第41話

・・・




その日の夜。



玄関から聞こえてきた鍵の開けられる音に、妖怪が初めて入って来た日の次に肩を上げた。


肩の、高さの話である。

しょうもなくない。


私は部屋着で、部屋の奥で正座をし、両手を握り合わせて祈っていた。


どうか、どうか今宵も私の身が無事でありますように。



玄関は妖怪を察知してあかりを灯す。私は意を決して明るくなった方へと足の裏を滑らせた。



花山院かさのいんさんっ」



姿を追い男が消えた部屋に入ると、暗がりの中既にスーツを淡々と仕舞う姿が在った。


我が家かょのツッコミも忘れて思わず拳を握ってしまう程の色気。



一瞬こちらに目をやったかと思うと二言、



「声がでけぇ。黙ってそこで待ってろ」


と。


着替え始めた妖怪を前に引き返そうとした私に投げかけられた言葉だった。


いつの間にか露わになった上半身は暗がりでも分かるくらい無駄のない身体で。色が白いのか綺麗なモノクロ写真のようだ。

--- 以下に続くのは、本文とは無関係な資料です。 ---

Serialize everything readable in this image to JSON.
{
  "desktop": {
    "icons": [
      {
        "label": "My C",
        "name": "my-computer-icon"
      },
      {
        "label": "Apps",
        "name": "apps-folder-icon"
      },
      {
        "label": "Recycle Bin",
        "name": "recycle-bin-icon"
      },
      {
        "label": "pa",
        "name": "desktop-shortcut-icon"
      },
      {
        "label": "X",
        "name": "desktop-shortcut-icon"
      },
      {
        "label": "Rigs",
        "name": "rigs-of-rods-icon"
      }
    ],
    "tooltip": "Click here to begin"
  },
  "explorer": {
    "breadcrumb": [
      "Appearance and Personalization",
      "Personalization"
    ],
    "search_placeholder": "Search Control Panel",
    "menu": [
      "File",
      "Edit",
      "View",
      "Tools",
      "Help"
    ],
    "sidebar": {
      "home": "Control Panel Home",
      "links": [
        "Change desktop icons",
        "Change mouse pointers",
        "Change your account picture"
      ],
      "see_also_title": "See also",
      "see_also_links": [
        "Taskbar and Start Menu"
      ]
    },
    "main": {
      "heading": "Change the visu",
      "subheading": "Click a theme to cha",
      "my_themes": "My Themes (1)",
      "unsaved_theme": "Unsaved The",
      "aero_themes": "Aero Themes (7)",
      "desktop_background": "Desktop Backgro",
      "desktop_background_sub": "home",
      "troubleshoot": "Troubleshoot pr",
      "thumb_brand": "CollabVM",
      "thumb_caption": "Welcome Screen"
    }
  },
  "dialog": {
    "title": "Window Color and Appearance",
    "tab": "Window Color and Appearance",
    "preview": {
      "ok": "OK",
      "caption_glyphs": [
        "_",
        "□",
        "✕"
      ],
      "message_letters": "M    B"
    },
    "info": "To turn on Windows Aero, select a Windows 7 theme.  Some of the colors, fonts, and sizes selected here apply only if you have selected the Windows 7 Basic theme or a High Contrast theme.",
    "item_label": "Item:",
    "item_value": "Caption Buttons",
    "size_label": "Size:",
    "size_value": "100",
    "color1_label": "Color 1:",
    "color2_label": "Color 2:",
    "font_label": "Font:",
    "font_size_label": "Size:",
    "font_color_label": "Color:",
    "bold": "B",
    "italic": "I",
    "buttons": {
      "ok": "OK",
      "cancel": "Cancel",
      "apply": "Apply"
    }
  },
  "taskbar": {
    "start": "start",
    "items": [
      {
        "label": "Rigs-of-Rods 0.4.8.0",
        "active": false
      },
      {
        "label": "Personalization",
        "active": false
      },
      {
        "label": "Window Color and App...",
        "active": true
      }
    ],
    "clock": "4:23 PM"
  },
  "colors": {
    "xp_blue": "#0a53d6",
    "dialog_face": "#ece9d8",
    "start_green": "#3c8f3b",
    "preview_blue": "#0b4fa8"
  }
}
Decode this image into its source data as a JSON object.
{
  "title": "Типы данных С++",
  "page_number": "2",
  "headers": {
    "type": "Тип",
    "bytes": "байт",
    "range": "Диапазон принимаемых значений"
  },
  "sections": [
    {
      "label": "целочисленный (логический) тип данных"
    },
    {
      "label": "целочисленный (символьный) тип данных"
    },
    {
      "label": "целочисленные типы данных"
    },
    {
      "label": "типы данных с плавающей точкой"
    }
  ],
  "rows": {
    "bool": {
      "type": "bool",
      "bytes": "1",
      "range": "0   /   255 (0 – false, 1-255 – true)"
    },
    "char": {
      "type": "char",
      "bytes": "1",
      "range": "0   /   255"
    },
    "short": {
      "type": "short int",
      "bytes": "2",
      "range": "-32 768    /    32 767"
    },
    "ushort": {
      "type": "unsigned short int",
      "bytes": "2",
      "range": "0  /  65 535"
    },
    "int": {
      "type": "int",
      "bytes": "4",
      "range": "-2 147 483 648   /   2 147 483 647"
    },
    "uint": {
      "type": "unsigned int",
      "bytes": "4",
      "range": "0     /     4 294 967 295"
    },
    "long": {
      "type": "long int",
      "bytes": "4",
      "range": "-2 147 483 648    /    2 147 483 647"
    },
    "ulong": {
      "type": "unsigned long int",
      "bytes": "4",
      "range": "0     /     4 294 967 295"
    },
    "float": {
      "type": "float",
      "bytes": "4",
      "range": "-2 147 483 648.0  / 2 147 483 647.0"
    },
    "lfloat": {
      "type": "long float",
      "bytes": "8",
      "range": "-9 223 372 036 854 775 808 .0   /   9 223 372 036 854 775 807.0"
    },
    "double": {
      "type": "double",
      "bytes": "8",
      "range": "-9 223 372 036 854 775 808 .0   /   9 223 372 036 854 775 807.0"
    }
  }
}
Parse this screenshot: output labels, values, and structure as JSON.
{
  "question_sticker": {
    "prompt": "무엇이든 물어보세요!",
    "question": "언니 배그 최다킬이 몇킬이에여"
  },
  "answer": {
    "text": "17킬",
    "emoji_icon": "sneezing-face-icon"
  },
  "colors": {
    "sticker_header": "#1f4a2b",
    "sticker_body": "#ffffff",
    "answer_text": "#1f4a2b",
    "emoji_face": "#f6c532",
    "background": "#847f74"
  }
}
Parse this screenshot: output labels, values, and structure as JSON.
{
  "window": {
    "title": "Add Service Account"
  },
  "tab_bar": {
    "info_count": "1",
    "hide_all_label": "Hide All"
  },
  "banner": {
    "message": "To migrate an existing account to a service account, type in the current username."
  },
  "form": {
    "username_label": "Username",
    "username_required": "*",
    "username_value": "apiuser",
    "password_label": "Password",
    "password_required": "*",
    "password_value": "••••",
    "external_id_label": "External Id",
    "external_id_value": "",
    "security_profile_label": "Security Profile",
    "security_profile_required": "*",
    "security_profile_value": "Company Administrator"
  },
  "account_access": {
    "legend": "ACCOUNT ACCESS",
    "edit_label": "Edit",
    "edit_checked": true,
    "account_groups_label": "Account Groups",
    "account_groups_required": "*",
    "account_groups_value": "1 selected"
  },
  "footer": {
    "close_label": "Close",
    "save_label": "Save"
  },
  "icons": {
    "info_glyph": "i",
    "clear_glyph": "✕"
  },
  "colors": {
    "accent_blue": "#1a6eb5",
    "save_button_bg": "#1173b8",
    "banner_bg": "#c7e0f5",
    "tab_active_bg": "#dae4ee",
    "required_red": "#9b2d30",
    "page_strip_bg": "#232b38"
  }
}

気が付くとグレーのTシャツを着た男は私を通り過ぎようとしていて、はっとした私に振り返り「手洗う」と謎の報告をしてきた。



「ど、どうぞ…」



妖怪の着替えをまんまと見守ってしまった。


時刻は20:16。



洗面所から戻ってきた妖怪はまたしても私を通り過ぎ、

リビングの壁に凭れ掛かって座った。



「何もねーなこの部屋」



私にもありました。家具を買おうとワクワクしていた時期が。それもスーパーでの恐怖体験を経てそれどころではなくなりましたがね ええ。



「で? 聞きたいことがあるなら聞いてやる」



「あ、の花山院さん」


「聞こえねぇ」



くそー!


遠く遠く、大分離れた所に居た私は仕事で貰ったスタッフTシャツの裾を強く握りしめ、5cmの歩幅で妖怪の元へと近寄り、


「花山院さん!!」



「おまえバカか!? その選挙音量やめろっつったよな!? 土に還れ」


「えっ……」



土に還る程の罪?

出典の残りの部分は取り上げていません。